OFF-KINO

Filme aus dem Archiv – frisch gesichtet

LARS PENNING

Das gerade wiedereröffnete Filmmuseum Potsdam veranstaltet an Halloween eine „Lange Metropolis Nacht“ – allerdings ohne Fritz Langs Stummfilmklassiker. Auf dem Programm stehen statt dessen „Die Reise nach Metropolis“ (2009), eine Dokumentation über die Restaurierung von Langs immer wieder schwer verstümmeltem Film, sowie zwei von „Metropolis“ inspirierte Science-Fiction-Werke: Ridley Scotts „Blade Runner“ (1982), der eine altmodische Detektivgeschichte in einem eindrucksvollen SF-Stadtdekor (Bauten: Douglas Trumbull) erzählt, sowie der retrofuturistische japanische Anime „Robotic Angel“ (2001) von Regisseur Rintaro, der in einer Kombination aus Computeranimation (Hintergründe) und traditioneller zweidimensionaler Handzeichnung (Figuren) den „Metropolis“-Comic des Manga-Großmeisters Osama Tezuka verfilmte. Durch eine Ober- und mehrere Unterwelten bewegen sich das Robotermädchen Tima und ihr Freund Kenichi auf ihrer Flucht vor den Häschern eines Großindustriellen, der Tima für seine Pläne zur Eroberung der Welt benötigt. Zwischen Art-déco-Fassaden, Industriekomplexen und kühlen Schneelandschaften entwickelt sich dabei auch die melodramatische Story eines schrecklichen Selbsterkenntnisprozesses: Als Tima erkennt, dass sie kein Mensch, sondern ein Android ist, beschließt sie die vollständige Vernichtung von Metropolis – die Rache eines Roboters an den vermessenen Zukunftsträumen der Menschen von gestern (31. 10. Filmmuseum Potsdam).

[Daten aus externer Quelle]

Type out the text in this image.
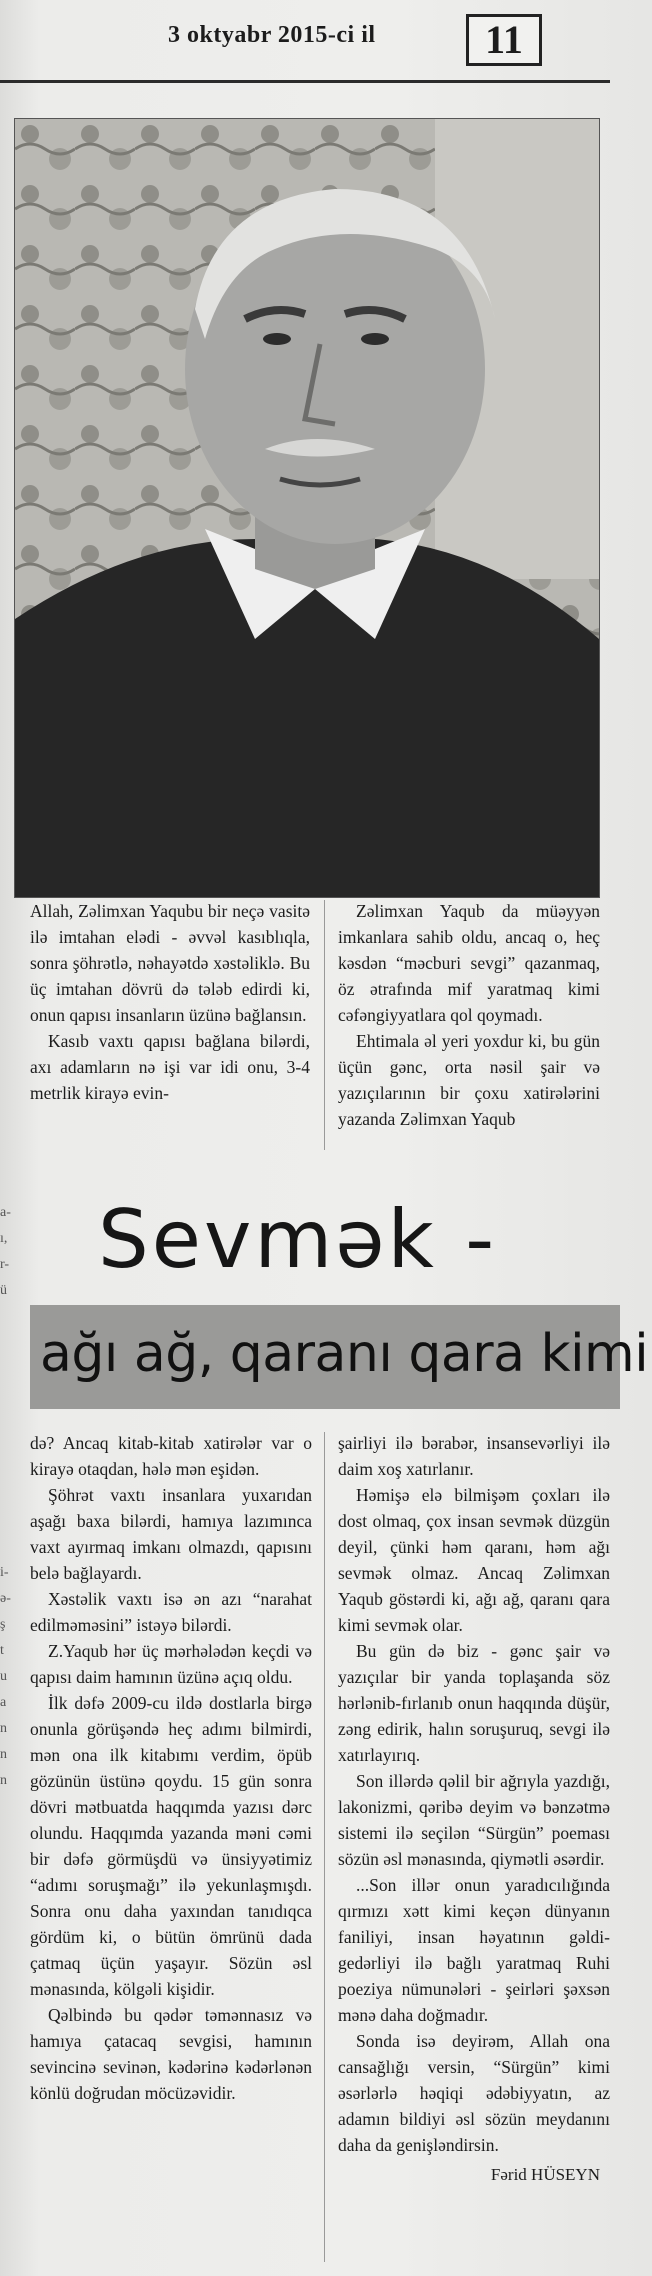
3 oktyabr 2015-ci il	11

Allah, Zəlimxan Yaqubu bir neçə vasitə ilə imtahan elədi - əvvəl kasıblıqla, sonra şöhrətlə, nəhayətdə xəstəliklə. Bu üç imtahan dövrü də tələb edirdi ki, onun qapısı insanların üzünə bağlansın.

Kasıb vaxtı qapısı bağlana bilərdi, axı adamların nə işi var idi onu, 3-4 metrlik kirayə evin-

Zəlimxan Yaqub da müəyyən imkanlara sahib oldu, ancaq o, heç kəsdən “məcburi sevgi” qazanmaq, öz ətrafında mif yaratmaq kimi cəfəngiyyatlara qol qoymadı.

Ehtimala əl yeri yoxdur ki, bu gün üçün gənc, orta nəsil şair və yazıçılarının bir çoxu xatirələrini yazanda Zəlimxan Yaqub

Sevmək -
ağı ağ, qaranı qara kimi

də? Ancaq kitab-kitab xatirələr var o kirayə otaqdan, hələ mən eşidən.

Şöhrət vaxtı insanlara yuxarıdan aşağı baxa bilərdi, hamıya lazımınca vaxt ayırmaq imkanı olmazdı, qapısını belə bağlayardı.

Xəstəlik vaxtı isə ən azı “narahat edilməməsini” istəyə bilərdi.

Z.Yaqub hər üç mərhələdən keçdi və qapısı daim hamının üzünə açıq oldu.

İlk dəfə 2009-cu ildə dostlarla birgə onunla görüşəndə heç adımı bilmirdi, mən ona ilk kitabımı verdim, öpüb gözünün üstünə qoydu. 15 gün sonra dövri mətbuatda haqqımda yazısı dərc olundu. Haqqımda yazanda məni cəmi bir dəfə görmüşdü və ünsiyyətimiz “adımı soruşmağı” ilə yekunlaşmışdı. Sonra onu daha yaxından tanıdıqca gördüm ki, o bütün ömrünü dada çatmaq üçün yaşayır. Sözün əsl mənasında, kölgəli kişidir.

Qəlbində bu qədər təmənnasız və hamıya çatacaq sevgisi, hamının sevincinə sevinən, kədərinə kədərlənən könlü doğrudan möcüzəvidir.

şairliyi ilə bərabər, insansevərliyi ilə daim xoş xatırlanır.

Həmişə elə bilmişəm çoxları ilə dost olmaq, çox insan sevmək düzgün deyil, çünki həm qaranı, həm ağı sevmək olmaz. Ancaq Zəlimxan Yaqub göstərdi ki, ağı ağ, qaranı qara kimi sevmək olar.

Bu gün də biz - gənc şair və yazıçılar bir yanda toplaşanda söz hərlənib-fırlanıb onun haqqında düşür, zəng edirik, halın soruşuruq, sevgi ilə xatırlayırıq.

Son illərdə qəlil bir ağrıyla yazdığı, lakonizmi, qəribə deyim və bənzətmə sistemi ilə seçilən “Sürgün” poeması sözün əsl mənasında, qiymətli əsərdir.

...Son illər onun yaradıcılığında qırmızı xətt kimi keçən dünyanın faniliyi, insan həyatının gəldi-gedərliyi ilə bağlı yaratmaq Ruhi poeziya nümunələri - şeirləri şəxsən mənə daha doğmadır.

Sonda isə deyirəm, Allah ona cansağlığı versin, “Sürgün” kimi əsərlərlə həqiqi ədəbiyyatın, az adamın bildiyi əsl sözün meydanını daha da genişləndirsin.

Fərid HÜSEYN
a-
ı,
r-
ü
i-
ə-
ş
t
u
a
n
n
n
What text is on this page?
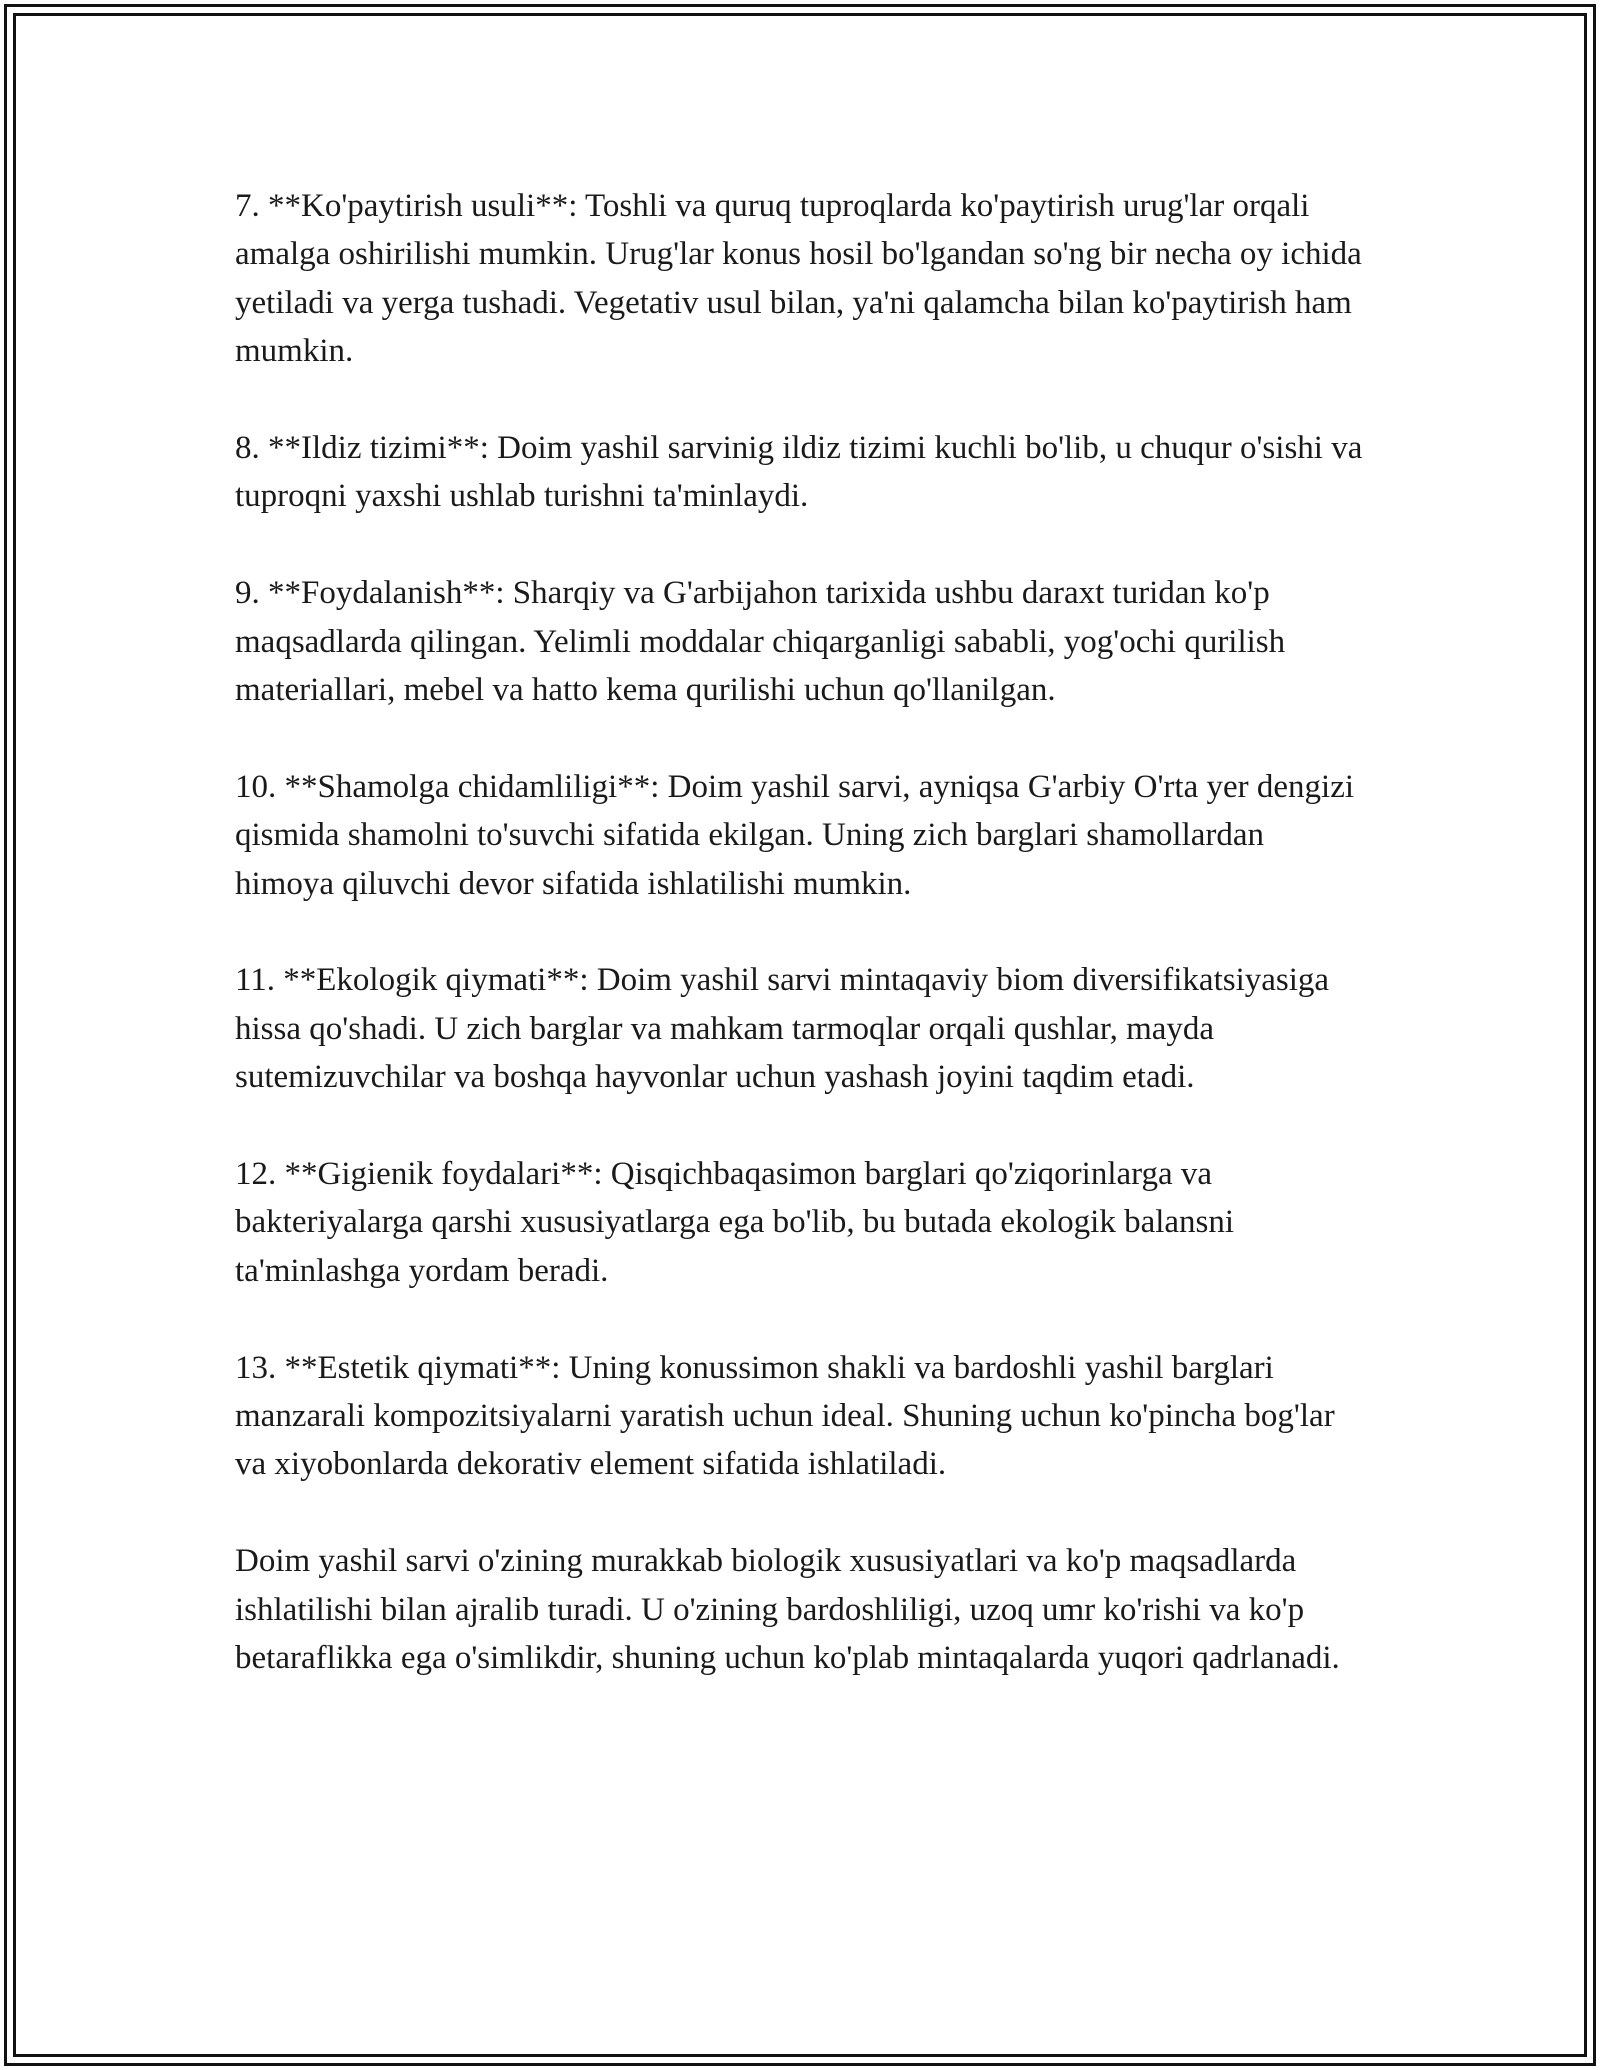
7. **Ko'paytirish usuli**: Toshli va quruq tuproqlarda ko'paytirish urug'lar orqali amalga oshirilishi mumkin. Urug'lar konus hosil bo'lgandan so'ng bir necha oy ichida yetiladi va yerga tushadi. Vegetativ usul bilan, ya'ni qalamcha bilan ko'paytirish ham mumkin.

8. **Ildiz tizimi**: Doim yashil sarvinig ildiz tizimi kuchli bo'lib, u chuqur o'sishi va tuproqni yaxshi ushlab turishni ta'minlaydi.

9. **Foydalanish**: Sharqiy va G'arbijahon tarixida ushbu daraxt turidan ko'p maqsadlarda qilingan. Yelimli moddalar chiqarganligi sababli, yog'ochi qurilish materiallari, mebel va hatto kema qurilishi uchun qo'llanilgan.

10. **Shamolga chidamliligi**: Doim yashil sarvi, ayniqsa G'arbiy O'rta yer dengizi qismida shamolni to'suvchi sifatida ekilgan. Uning zich barglari shamollardan himoya qiluvchi devor sifatida ishlatilishi mumkin.

11. **Ekologik qiymati**: Doim yashil sarvi mintaqaviy biom diversifikatsiyasiga hissa qo'shadi. U zich barglar va mahkam tarmoqlar orqali qushlar, mayda sutemizuvchilar va boshqa hayvonlar uchun yashash joyini taqdim etadi.

12. **Gigienik foydalari**: Qisqichbaqasimon barglari qo'ziqorinlarga va bakteriyalarga qarshi xususiyatlarga ega bo'lib, bu butada ekologik balansni ta'minlashga yordam beradi.

13. **Estetik qiymati**: Uning konussimon shakli va bardoshli yashil barglari manzarali kompozitsiyalarni yaratish uchun ideal. Shuning uchun ko'pincha bog'lar va xiyobonlarda dekorativ element sifatida ishlatiladi.

Doim yashil sarvi o'zining murakkab biologik xususiyatlari va ko'p maqsadlarda ishlatilishi bilan ajralib turadi. U o'zining bardoshliligi, uzoq umr ko'rishi va ko'p betaraflikka ega o'simlikdir, shuning uchun ko'plab mintaqalarda yuqori qadrlanadi.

Dass sich das kommerzielle italienische Fernsehen gemeinhin als ziemlich abstruse Freakshow darstellt, treibt Federic Fellini in seiner Satire „Ginger & Fred“ (1985) noch auf die Spitze. Denn in der Weihnachtsshow eines Privatsenders treten hier unter anderem auf: ein seniler Admiral, mehrere Doppelgänger, die niemandem ähnlich sehen, eine Kuh mit 18 Zitzen, der Hersteller des essbaren Slips – sowie Amelia und Pippo, ein ältliches Tanzpaar, das in den 1940er-Jahren Ginger Rogers und Fred Astaire imitierte und nun noch einmal einen großen Auftritt haben soll. Doch inmitten dieser Welt von Müll und Reklame, in der sich niemand für die beiden Tänzer noch überhaupt für ein Mindestmaß an Unterhaltungsqualität interessiert, haben die beiden Varietékünstler es schwer, ihre Würde zu bewahren. Dabei ist der Film vor allem eine Hommage an Fellinis wichtigste Darsteller: sein ewiges Alter Ego Marcello Mastroianni, der Pippo als Synthese aus genialem Fabulierkünstler, resigniertem Rebellen und heruntergekommenem Großkotz gibt, und Giulietta Masina als Amelia, die sich auch in fortgeschrittenem Alter den Blick eines staunenden Kindes bewahrt hat (OmU 2. 11. Babylon Mitte).